Howard Levy, director of mortgage broker SPF Private Clients, added: “Many smaller portfolio landlords who held in their own name have left the market which has paved the way for the larger buy-to-let investors to provide the stock for this still rising demand.
“Looking at any specific quarter is slightly misleading as the various changes that occurred in 2024 with taxation, relief and the SDLT surcharge increase delivered in the October Budget of 2024 could have skewed the figures that quarter. It will be interesting to see if the number of loans advanced reverts back next quarter as compared to Q1 2025.
“For me the most interesting point is that the ICR coverage was 215%.”
“For me the most interesting point is that the ICR coverage was 215%. This would potentially mean that rates were booked and fixed at a low point, that LTVs are low on average or rents have risen drastically.

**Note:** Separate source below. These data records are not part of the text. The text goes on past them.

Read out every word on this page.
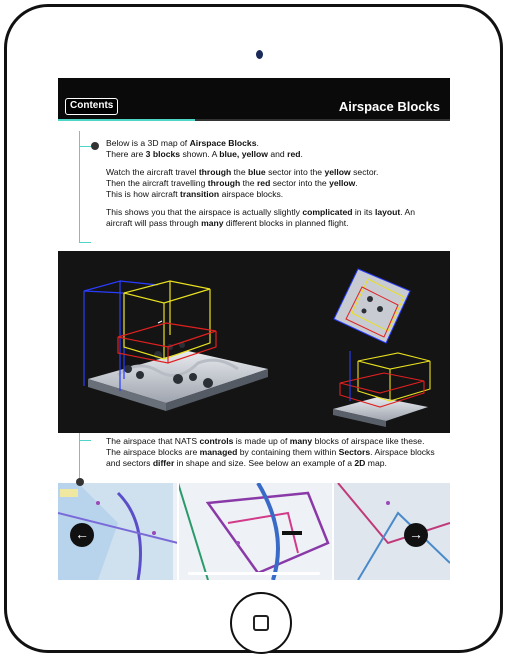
Contents	Airspace Blocks

Below is a 3D map of Airspace Blocks.
There are 3 blocks shown. A blue, yellow and red.

Watch the aircraft travel through the blue sector into the yellow sector.
Then the aircraft travelling through the red sector into the yellow.
This is how aircraft transition airspace blocks.

This shows you that the airspace is actually slightly complicated in its layout. An aircraft will pass through many different blocks in planned flight.

The airspace that NATS controls is made up of many blocks of airspace like these. The airspace blocks are managed by containing them within Sectors. Airspace blocks and sectors differ in shape and size. See below an example of a 2D map.

←	→
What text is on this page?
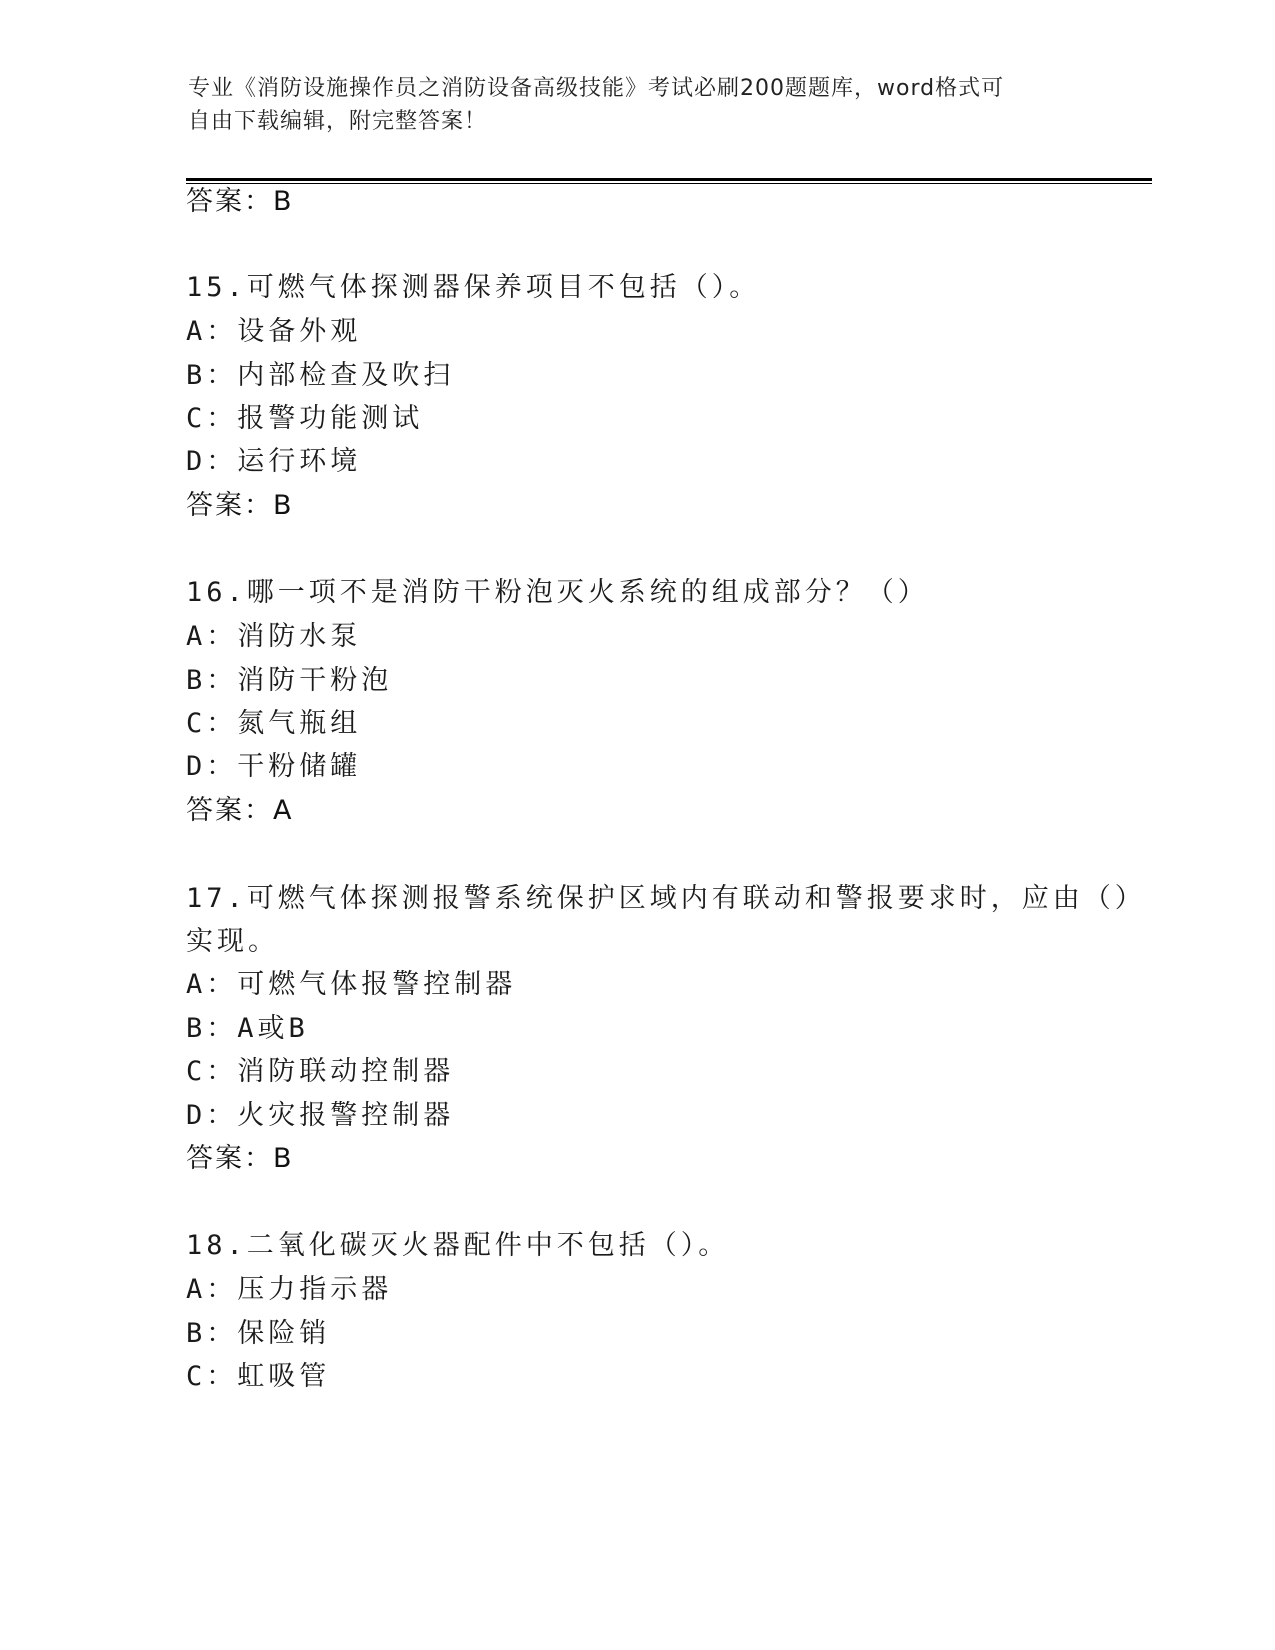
专业《消防设施操作员之消防设备高级技能》考试必刷200题题库，word格式可
自由下载编辑，附完整答案！
答案：B
15.可燃气体探测器保养项目不包括（）。
A：设备外观
B：内部检查及吹扫
C：报警功能测试
D：运行环境
答案：B
16.哪一项不是消防干粉泡灭火系统的组成部分？（）
A：消防水泵
B：消防干粉泡
C：氮气瓶组
D：干粉储罐
答案：A
17.可燃气体探测报警系统保护区域内有联动和警报要求时，应由（）
实现。
A：可燃气体报警控制器
B：A或B
C：消防联动控制器
D：火灾报警控制器
答案：B
18.二氧化碳灭火器配件中不包括（）。
A：压力指示器
B：保险销
C：虹吸管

“In reality, it is probably a combination of all of these, but if rents do continue to rise to cover the extra costs that the government are requiring landlords to pay, then we can expect this figure to rise even further.”
AFFORDABILITY PRESSURES PERSIST

Megan Eighteen, ARLA Propertymark President, says: “The rise in buy-to-let mortgage possessions over the same period a year earlier is a clear reminder that affordability pressures persist for some landlords, particularly those facing higher borrowing and operating costs.
“Today’s rise in inflation, reflecting further price increases in December, will be closely watched and could play a significant role in shaping the Bank of England’s next steps on the base rate.
“ Any sustained easing in inflation would help restore confidence and improve borrowing conditions.
“As the year progresses, it would be encouraging to see this translate into a more stable and affordable buy-to-let market.
“Continued investment in the sector remains essential to support supply and deliver much-needed new rental homes at a time when demand continues to outstrip availability.”